DAVE LAMMERS, Contributing Writer
Automotive semiconductors will be “the biggest growth driver” for the semiconductor industry in the coming years, “something that has never happened before,” said Gaurav Gupta, a research vice president at Gartner. The market research firm recently revised its 2023 semiconductor industry forecast, moving down from several percentage points of growth for next year to minus 2 percent, as consumer spending has proven sensitive to macro-economic trends.
Speaking at the “Smart Mobility” session during SEMICON West, Gupta said electric vehicles and automated driving features promise to take the semiconductor content of a car to an average of $1,440 by 2023 (FIGURE 1). By then, half of the top OEMs in the car industry will be designing their own chips, he added.
Advanced driver-assistance system (ADAS) Level 2 (including autonomous obstacle avoidance and autonomous parking) and Level 3 (where the vehicle handles emergency braking and other situations calling for an immediate response) will provide much of the growth. However, fully self-driving vehicles (Levels 4 and 5) will remain in the single digits over the next decade in terms of market penetration, Gupta said.
Leopold Beer, a vice president at Bosch Semiconductors, said Bosch adheres to a vision of the “software defined vehicle,” with automotive semiconductors being capable of over-the-air updates.
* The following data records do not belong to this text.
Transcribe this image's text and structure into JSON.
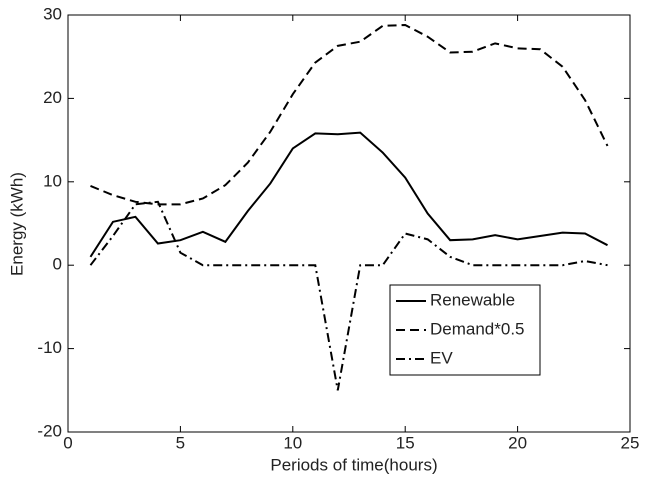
{
  "chart_data": {
    "type": "line",
    "x_label": "Periods of time(hours)",
    "y_label": "Energy (kWh)",
    "x": [
      1,
      2,
      3,
      4,
      5,
      6,
      7,
      8,
      9,
      10,
      11,
      12,
      13,
      14,
      15,
      16,
      17,
      18,
      19,
      20,
      21,
      22,
      23,
      24
    ],
    "series": [
      {
        "name": "Renewable",
        "color": "#000000",
        "style": "solid",
        "values": [
          1,
          5.2,
          5.8,
          2.6,
          3,
          4,
          2.8,
          6.5,
          9.8,
          14,
          15.8,
          15.7,
          15.9,
          13.5,
          10.5,
          6.2,
          3,
          3.1,
          3.6,
          3.1,
          3.5,
          3.9,
          3.8,
          2.4
        ]
      },
      {
        "name": "Demand*0.5",
        "color": "#000000",
        "style": "dashed",
        "values": [
          9.5,
          8.4,
          7.6,
          7.3,
          7.3,
          8,
          9.6,
          12.3,
          16,
          20.5,
          24.3,
          26.3,
          26.8,
          28.7,
          28.8,
          27.4,
          25.5,
          25.6,
          26.6,
          26,
          25.9,
          23.8,
          19.8,
          14.3
        ]
      },
      {
        "name": "EV",
        "color": "#000000",
        "style": "dashdot",
        "values": [
          0,
          3.5,
          7.3,
          7.6,
          1.5,
          0,
          0,
          0,
          0,
          0,
          0,
          -15,
          0,
          0,
          3.8,
          3.1,
          1,
          0,
          0,
          0,
          0,
          0,
          0.5,
          0
        ]
      }
    ],
    "xlim": [
      0,
      25
    ],
    "xticks": [
      0,
      5,
      10,
      15,
      20,
      25
    ],
    "ylim": [
      -20,
      30
    ],
    "yticks": [
      -20,
      -10,
      0,
      10,
      20,
      30
    ],
    "grid": false,
    "legend_position": "lower right"
  }
}
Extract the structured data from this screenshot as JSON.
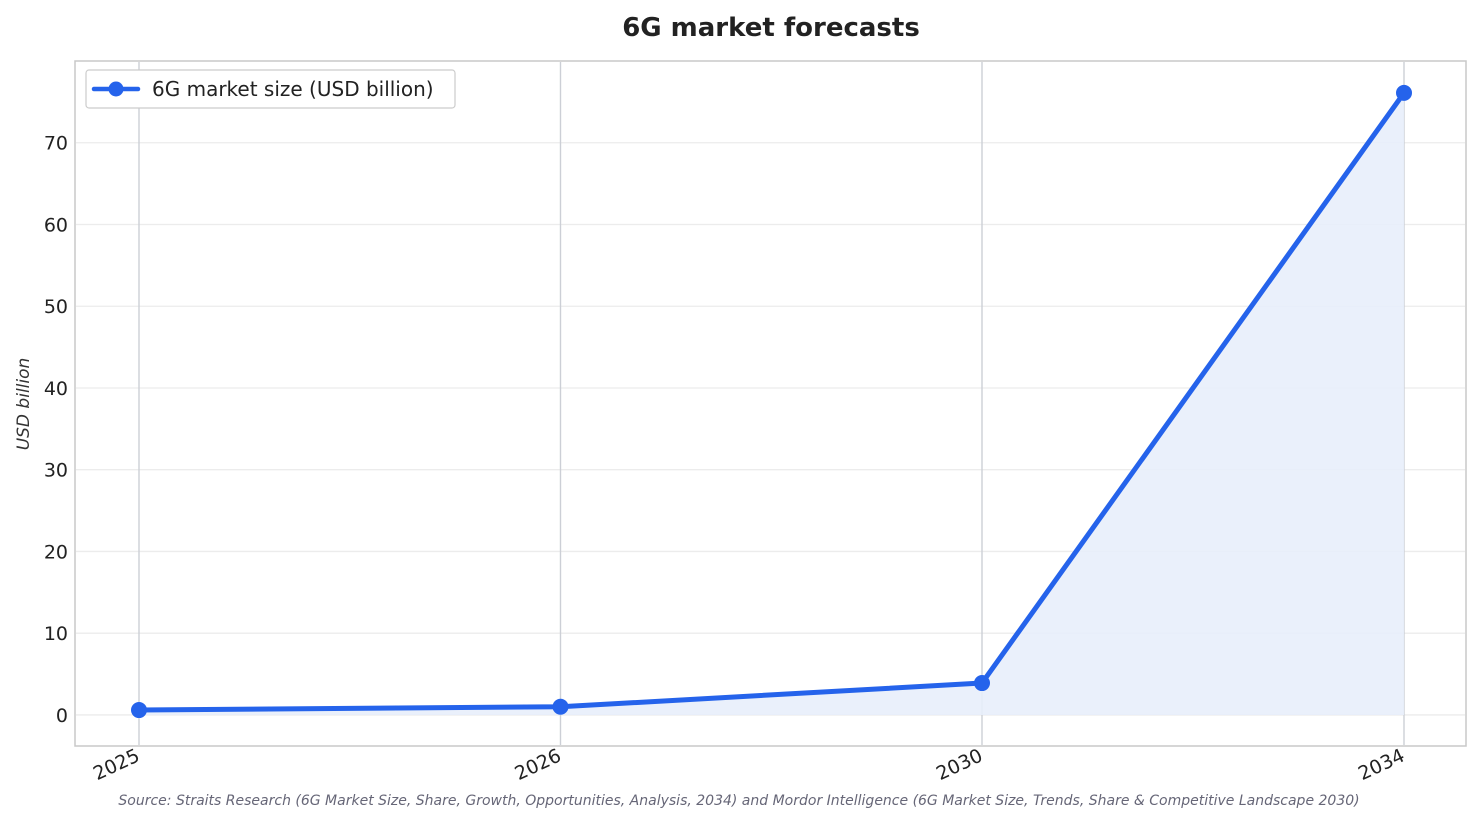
{
  "chart_data": {
    "type": "line",
    "title": "6G market forecasts",
    "xlabel": "",
    "ylabel": "USD billion",
    "x": [
      "2025",
      "2026",
      "2030",
      "2034"
    ],
    "series": [
      {
        "name": "6G market size (USD billion)",
        "values": [
          0.6,
          1.0,
          3.9,
          76.1
        ],
        "color": "#2563eb",
        "fill_color": "#e8eefb"
      }
    ],
    "yticks": [
      "0",
      "10",
      "20",
      "30",
      "40",
      "50",
      "60",
      "70"
    ],
    "ylim": [
      -3.8,
      80
    ],
    "grid": true,
    "legend_position": "top-left",
    "source": "Source: Straits Research (6G Market Size, Share, Growth, Opportunities, Analysis, 2034) and Mordor Intelligence (6G Market Size, Trends, Share & Competitive Landscape 2030)"
  }
}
Rather than have hundreds of controllers in a vehicle, Beer said Bosch envisions a car have three main functional blocks, with sensors and actuators feeding information into several powerful central control units. These processors would be updateable, with functions plugged in and pulled out as needs evolve.
“I have never seen so much controversy in our industry,” Beer said, noting that safety concerns create levels of complexity not seen in consumer systems. “A car is not a smart phone,” he said, adding that his company will invest about $3 billion in its Dresden fab over the next few years.